Suppose initial data is $D$ and need to calculate the inverse of covariance of matrix $D$ i.e. $C = cov(D,D)$, where $cov$ represents covariance.
$B = inv(C)$
Now, new data $N$ appears. So matrix D and C both will updated as follows:
$D^{new} = \begin{bmatrix} D\\ N \end{bmatrix}$
$C^{new} = \begin{bmatrix} cov(D,D) & cov(D,D^{new})\\ cov(D^{new},D) & cov(D^{new},D^{new}) \end{bmatrix} = \begin{bmatrix} C & cov(D,D^{new})\\ cov(D,D^{new})^T & cov(D^{new},D^{new}) \end{bmatrix}$
Similarly, data will be updated continuously.
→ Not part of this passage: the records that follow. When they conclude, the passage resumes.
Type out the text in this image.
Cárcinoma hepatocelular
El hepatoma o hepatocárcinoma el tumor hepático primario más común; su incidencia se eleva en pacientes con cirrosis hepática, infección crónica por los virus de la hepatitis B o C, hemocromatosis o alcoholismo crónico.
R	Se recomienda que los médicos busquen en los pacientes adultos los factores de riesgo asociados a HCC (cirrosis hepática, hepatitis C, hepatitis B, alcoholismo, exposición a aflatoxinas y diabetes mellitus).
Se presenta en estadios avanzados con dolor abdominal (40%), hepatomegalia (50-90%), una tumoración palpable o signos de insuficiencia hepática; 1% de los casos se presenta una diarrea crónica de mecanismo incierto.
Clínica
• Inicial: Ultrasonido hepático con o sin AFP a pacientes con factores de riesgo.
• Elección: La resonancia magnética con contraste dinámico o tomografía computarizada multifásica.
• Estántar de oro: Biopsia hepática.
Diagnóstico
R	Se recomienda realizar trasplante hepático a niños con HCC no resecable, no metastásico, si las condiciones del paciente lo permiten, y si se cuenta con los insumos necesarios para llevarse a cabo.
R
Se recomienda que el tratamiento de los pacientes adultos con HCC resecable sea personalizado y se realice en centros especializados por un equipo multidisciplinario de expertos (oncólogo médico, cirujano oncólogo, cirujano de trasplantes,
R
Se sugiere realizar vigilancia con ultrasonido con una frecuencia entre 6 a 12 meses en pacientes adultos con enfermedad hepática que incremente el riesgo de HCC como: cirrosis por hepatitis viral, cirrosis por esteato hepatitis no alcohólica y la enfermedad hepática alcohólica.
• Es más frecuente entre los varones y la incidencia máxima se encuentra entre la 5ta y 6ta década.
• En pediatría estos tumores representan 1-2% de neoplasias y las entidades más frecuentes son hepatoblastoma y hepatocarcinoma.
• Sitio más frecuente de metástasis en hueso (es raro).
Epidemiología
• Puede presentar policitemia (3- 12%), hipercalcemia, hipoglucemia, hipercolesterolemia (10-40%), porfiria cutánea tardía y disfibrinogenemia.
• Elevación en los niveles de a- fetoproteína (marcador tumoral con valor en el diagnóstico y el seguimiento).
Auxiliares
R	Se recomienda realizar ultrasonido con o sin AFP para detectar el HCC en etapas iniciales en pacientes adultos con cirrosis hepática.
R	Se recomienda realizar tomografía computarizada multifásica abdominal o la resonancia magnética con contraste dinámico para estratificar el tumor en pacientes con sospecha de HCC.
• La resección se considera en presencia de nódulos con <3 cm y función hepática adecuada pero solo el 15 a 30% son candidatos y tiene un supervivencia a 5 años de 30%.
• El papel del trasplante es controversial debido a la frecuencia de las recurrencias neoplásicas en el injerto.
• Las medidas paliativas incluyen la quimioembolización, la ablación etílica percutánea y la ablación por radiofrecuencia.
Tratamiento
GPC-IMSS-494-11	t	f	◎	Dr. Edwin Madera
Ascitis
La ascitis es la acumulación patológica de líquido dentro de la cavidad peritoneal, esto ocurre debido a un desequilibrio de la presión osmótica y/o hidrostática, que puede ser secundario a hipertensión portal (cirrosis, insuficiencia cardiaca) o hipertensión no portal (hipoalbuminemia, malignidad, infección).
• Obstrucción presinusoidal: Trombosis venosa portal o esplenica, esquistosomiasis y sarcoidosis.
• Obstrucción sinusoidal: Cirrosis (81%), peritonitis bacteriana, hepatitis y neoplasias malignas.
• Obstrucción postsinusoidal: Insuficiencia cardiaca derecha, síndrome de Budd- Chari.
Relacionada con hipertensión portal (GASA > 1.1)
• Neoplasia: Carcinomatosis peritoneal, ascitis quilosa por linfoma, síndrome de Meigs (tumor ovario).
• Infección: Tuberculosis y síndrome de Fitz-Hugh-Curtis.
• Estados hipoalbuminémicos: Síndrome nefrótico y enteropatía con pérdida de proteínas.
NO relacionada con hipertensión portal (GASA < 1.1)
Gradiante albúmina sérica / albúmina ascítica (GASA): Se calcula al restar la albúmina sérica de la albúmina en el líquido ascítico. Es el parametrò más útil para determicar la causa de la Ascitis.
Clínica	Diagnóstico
Now, inverse of $C$ (i.e. $B$) is given and need to calculate inverse of $B^{new}$. However, I don't want to use direct or general inverse as it will be very expensive if matrix size will be large and also want to utilize the inverse calculated for old data i.e. $B$.
P.S: I have tried inverse of block or partitioned matrix but it doesn't yield similar result as general inverse in all cases (for more detail). If someone needs then I can provide the MATLAB code to verify it.